A star, by default, lets you wait. I saw Grace Jones once, and it seemed as if she deliberately waited for the first Boo birds to arrive on stage. The doors open at 19:00, and without an opening act the crowd has to wait for two hours for miss Monae to arrive. The crowd - who was becoming just a tiny bit restless – seems to immediately have forgotten the wait when the big screen shows Monae doing an opening monologue in character as cyborg Cindy Mayweather. After that Monae gets into overdrive from the get go with ‘Dance or Die’. She plays about the first couple of songs from her last year released debut The ArchAndroid before turning to some of her old staples, the classic Chaplin song ‘Smile’ and the EP hit ‘Sincerely, Jane’, which I still think is on par (if not even better than) any of her new singles.
Those singles, ‘Cold War’ and ‘Tightrope’, are saved for the end of her regular set, and the ten minute encore solely consists of an extended free for all version of ‘Come Alive’, which seems to take after Jimi Hendrix. The middle part of the concert is home to some of the more ballad like songs, during one of which she paints, something that was absent from her previous show in Holland. The singles and ‘Sincerely Jane’ certainly get the crowd going, but for people not hardcore into the material I can see why the middle section could be a bit of a lull.

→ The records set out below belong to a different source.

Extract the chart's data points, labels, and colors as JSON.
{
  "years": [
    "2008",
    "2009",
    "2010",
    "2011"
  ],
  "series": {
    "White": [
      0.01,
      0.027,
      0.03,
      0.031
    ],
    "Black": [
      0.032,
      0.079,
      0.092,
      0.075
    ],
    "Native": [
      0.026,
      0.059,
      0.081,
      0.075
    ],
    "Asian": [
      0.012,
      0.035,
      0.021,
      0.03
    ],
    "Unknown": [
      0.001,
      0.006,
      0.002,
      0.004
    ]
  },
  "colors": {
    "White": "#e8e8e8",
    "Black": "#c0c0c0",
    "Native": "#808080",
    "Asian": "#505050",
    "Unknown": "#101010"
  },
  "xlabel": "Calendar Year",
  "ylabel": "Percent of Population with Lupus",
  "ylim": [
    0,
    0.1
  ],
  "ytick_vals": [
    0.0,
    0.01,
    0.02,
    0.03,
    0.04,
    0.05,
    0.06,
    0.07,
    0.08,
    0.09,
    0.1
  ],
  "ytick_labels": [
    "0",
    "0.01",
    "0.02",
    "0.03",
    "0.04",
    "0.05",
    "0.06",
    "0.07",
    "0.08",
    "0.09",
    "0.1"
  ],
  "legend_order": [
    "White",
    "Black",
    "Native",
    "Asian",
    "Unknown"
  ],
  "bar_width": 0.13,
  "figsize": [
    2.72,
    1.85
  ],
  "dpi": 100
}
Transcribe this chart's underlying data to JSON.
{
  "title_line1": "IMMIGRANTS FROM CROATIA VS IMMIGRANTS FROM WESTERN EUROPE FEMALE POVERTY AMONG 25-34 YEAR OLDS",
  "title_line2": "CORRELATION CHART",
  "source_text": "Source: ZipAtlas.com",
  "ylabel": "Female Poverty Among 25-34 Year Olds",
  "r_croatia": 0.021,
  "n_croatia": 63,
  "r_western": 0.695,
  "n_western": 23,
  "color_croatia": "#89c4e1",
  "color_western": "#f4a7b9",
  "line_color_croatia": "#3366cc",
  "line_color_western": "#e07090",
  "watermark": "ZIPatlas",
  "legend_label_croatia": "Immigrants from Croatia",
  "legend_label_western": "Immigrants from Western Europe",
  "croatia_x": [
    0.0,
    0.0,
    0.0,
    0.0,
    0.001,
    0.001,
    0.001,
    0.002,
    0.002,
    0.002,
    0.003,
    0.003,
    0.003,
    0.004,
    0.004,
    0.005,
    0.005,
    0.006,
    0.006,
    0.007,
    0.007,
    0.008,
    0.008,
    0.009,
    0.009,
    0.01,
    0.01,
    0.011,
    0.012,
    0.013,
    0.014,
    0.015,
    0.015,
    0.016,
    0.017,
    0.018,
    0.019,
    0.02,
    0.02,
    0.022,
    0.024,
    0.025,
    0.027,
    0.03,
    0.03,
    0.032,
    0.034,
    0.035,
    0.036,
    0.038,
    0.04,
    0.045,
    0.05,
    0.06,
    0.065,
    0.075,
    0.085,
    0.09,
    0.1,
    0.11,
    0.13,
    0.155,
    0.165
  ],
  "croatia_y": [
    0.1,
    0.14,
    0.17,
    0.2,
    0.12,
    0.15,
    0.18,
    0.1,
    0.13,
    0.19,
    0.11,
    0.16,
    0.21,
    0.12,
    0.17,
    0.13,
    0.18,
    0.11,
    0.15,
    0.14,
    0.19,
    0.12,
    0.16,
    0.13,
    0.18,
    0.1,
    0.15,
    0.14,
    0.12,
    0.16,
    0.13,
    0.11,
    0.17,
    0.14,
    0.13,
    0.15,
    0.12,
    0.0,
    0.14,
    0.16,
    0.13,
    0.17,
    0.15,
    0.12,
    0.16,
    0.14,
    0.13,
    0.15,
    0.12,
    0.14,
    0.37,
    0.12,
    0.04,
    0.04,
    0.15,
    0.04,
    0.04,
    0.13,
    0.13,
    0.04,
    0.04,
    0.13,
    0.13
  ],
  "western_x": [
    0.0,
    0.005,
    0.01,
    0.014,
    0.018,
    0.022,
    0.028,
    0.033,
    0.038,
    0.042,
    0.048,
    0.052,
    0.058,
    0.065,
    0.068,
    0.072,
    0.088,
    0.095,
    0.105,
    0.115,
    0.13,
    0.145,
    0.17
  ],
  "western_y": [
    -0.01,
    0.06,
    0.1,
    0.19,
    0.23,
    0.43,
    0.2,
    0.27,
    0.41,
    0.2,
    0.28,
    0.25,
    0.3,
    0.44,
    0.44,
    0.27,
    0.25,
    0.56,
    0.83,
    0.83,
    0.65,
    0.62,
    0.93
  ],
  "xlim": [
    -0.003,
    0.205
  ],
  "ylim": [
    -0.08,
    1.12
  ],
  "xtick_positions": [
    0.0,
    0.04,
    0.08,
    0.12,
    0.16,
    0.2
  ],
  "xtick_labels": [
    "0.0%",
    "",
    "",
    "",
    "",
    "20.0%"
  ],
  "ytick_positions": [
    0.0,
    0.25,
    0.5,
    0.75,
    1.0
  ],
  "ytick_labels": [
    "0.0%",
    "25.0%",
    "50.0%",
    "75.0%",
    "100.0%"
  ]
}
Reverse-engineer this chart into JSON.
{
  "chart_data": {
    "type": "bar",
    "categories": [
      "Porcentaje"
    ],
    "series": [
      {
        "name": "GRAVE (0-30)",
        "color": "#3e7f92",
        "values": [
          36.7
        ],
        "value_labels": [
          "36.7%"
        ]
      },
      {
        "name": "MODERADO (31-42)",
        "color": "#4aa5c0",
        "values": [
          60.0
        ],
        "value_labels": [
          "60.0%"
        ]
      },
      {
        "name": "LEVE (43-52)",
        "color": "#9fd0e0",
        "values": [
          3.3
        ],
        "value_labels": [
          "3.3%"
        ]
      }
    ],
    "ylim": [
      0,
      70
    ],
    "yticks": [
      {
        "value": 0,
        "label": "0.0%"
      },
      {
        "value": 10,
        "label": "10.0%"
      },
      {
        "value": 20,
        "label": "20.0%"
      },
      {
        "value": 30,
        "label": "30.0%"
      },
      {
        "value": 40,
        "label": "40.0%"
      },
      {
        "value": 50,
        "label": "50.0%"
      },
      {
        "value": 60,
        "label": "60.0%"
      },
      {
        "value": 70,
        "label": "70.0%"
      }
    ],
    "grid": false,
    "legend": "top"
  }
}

However, what I like most about this performer is, first of all, how she deliberately creates this collage of influences and works them into the show. Both on the screen behind her, in her performance, in the music, as well as in the playlist before and after the show she uses all the people she loves and admires to craft the thematic ideology that runs through her show. Before and after the show we hear Jimi Hendrix and David Bowie for example, on the screen behind her we see Muhammed Ali and images of Fritz Lang’s Metropolis, and in her songs and performance it is hard not to see the influence of James Brown, David Bowie and even contemporaries like of Montreal. Monae succeeds in translating her ideology onto the stage, an ideology rooted very much in the science-fiction of Lang, Bowie and Philip K. Dick and her African-American Roots like Jazz, Soul, Funk (the attire of the old swing bands, the cape of Brown, Hendrix booming out of the stereo before and after her gig) and Muhammed Ali. These influence all are deliberately embedded in her performance to further create and put into performance her ideas.
After the show is long over she comes back on stage with the whole band and crew to light-heartedly auction off the painting she made during the performance to the person who can answer one of the questions she poses. Where during the performance she always seems in character, here she seems at ease, relaxed, and informal. A divide between the performer and the performance on one hand, and the woman Janelle Monae on the other. That she has the tunes to skyrocket her into stardom I think no one doubted, but the most impressive thing for me – and what to me sets her apart from a whole host of other mainstream artists – is how she so post-modernly is able to convey her ideas and put them into a well-crafted performance. Maybe there are better pop shows out there where the hits keep on coming and coming, but what Monae does borders not only on Pop, it borders on performance art, and that is what sets her apart from the pack for me.